Ellen White já havia antecipado isso: “O mundo está se tornando cada vez mais iníquo. Em breve surgirá grande perturbação entre as nações — perturbação que não cessará até que Jesus venha. — Estamos mesmo no limiar do tempo de angústia, e acham-se diante de nós perplexidades com que dificilmente sonhamos. — Estamos no limiar da crise dos séculos. Em rápida sucessão os juízos de Deus se seguirão uns aos outros — fogo, inundações e terremotos, com guerras e derramamento de sangue” (Eventos Finais, p. 12).
No entanto, em vez de fixarmos nossos olhos nas calamidades globais e nos terríveis acontecimentos diários, é tempo de fixar nossos olhos em Deus.

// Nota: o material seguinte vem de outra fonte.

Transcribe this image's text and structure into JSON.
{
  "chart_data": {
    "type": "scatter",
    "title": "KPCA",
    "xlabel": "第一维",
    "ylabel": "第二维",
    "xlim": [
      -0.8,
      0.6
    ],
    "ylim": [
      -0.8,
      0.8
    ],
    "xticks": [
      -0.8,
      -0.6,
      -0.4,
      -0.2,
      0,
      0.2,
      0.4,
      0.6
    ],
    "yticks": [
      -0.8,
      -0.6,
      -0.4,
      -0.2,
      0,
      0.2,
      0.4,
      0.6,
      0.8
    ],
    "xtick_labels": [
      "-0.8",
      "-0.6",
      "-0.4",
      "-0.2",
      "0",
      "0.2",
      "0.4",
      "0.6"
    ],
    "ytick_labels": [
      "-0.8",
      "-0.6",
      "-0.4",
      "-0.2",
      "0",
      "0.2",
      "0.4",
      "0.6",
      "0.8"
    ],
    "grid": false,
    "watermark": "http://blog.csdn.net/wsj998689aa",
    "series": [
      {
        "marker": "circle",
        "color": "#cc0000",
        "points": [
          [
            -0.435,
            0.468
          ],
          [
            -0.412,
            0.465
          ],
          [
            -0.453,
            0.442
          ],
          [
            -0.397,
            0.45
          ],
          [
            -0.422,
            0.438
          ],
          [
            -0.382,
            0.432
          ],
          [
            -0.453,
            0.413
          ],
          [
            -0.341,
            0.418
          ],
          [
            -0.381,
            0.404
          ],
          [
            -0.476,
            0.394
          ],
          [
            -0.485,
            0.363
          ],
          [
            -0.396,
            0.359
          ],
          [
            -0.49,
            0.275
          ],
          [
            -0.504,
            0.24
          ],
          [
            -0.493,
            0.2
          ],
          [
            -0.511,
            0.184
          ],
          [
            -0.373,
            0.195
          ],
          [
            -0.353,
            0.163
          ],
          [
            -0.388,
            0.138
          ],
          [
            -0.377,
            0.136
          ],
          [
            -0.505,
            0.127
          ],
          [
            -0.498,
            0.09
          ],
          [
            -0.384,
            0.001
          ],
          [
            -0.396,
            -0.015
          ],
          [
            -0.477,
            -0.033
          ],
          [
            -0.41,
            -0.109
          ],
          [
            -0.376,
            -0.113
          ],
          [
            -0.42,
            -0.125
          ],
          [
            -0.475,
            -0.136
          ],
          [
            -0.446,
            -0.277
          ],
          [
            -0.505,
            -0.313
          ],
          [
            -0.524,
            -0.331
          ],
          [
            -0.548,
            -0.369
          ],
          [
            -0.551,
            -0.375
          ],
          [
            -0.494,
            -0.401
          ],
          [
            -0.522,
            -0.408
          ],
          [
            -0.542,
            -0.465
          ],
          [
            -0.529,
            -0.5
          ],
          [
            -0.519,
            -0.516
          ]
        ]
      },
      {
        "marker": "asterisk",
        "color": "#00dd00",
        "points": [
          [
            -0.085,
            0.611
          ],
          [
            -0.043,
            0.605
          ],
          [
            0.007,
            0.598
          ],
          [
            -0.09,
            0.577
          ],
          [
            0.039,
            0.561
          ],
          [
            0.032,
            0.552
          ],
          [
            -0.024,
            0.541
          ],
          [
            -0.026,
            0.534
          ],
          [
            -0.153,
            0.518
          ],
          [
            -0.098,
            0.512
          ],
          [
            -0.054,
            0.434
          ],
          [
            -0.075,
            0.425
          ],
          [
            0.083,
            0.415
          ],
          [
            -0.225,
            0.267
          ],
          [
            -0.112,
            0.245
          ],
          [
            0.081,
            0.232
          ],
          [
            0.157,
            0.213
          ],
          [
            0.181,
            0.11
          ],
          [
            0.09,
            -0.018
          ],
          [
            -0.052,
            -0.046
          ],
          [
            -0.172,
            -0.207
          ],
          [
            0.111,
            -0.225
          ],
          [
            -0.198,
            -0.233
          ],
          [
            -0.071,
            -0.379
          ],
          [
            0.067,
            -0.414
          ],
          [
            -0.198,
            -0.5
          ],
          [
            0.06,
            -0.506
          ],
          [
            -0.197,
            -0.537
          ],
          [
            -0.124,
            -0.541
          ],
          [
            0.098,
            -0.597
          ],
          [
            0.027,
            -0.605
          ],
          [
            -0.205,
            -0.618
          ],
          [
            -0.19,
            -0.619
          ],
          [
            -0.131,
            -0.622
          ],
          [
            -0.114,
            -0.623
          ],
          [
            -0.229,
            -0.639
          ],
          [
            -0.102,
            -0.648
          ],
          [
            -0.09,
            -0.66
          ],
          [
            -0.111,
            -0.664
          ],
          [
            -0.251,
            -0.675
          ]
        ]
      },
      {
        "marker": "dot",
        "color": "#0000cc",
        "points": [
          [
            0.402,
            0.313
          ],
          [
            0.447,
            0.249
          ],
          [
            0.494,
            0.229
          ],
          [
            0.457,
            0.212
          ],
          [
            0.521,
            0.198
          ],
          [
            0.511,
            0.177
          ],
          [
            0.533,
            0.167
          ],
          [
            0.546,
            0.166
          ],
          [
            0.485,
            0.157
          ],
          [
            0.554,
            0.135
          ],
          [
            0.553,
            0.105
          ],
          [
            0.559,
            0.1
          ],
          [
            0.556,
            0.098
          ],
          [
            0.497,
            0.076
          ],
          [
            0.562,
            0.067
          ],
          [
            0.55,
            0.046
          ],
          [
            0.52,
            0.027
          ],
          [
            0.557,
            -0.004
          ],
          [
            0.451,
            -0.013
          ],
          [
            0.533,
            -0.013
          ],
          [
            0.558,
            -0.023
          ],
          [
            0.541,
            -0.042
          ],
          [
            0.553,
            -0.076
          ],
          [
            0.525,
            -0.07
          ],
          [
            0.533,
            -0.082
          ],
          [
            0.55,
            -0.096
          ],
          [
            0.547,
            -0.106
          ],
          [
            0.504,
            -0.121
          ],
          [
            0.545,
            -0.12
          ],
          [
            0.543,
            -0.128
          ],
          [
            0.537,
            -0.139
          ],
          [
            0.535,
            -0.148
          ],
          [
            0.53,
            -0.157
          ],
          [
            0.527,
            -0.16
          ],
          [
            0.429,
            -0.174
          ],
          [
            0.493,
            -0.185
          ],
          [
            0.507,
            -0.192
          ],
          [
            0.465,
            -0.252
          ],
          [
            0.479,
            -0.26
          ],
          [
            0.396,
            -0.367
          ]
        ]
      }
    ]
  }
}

Somente nEle encontraremos paz e salvação.
O conselho de Paulo é precioso: “Pensem nas coisas lá do alto, e não nas que são aqui da terra. Porque vocês morreram, e a vida de vocês está oculta juntamente com Cristo, em Deus. Quando Cristo, que é a vida de vocês, se manifestar, então vocês também serão manifestados com ele, em glória. Portanto, façam morrer tudo o que pertence à natureza terrena: imoralidade sexual, impureza, paixões, maus desejos e a avareza, que é idolatria; por causa destas coisas é que vem a ira de Deus sobre os filhos da desobediência. Vocês também andaram nessas mesmas coisas, no passado, quando viviam nelas. Agora, porém, abandonem igualmente todas estas coisas: ira, indignação, maldade, blasfêmia, linguagem obscena no falar. Não mintam uns aos outros, uma vez que vocês se despiram da velha natureza com as suas práticas e se revestiram da nova natureza que se renova para o pleno conhecimento, segundo a imagem daquele que a criou” (Colossenses 3:2-10).
A renovação que Cristo nos oferece é total. Toda nossa vida pode ser restaurada. Deus tem as respostas para o dilema de Malinowski!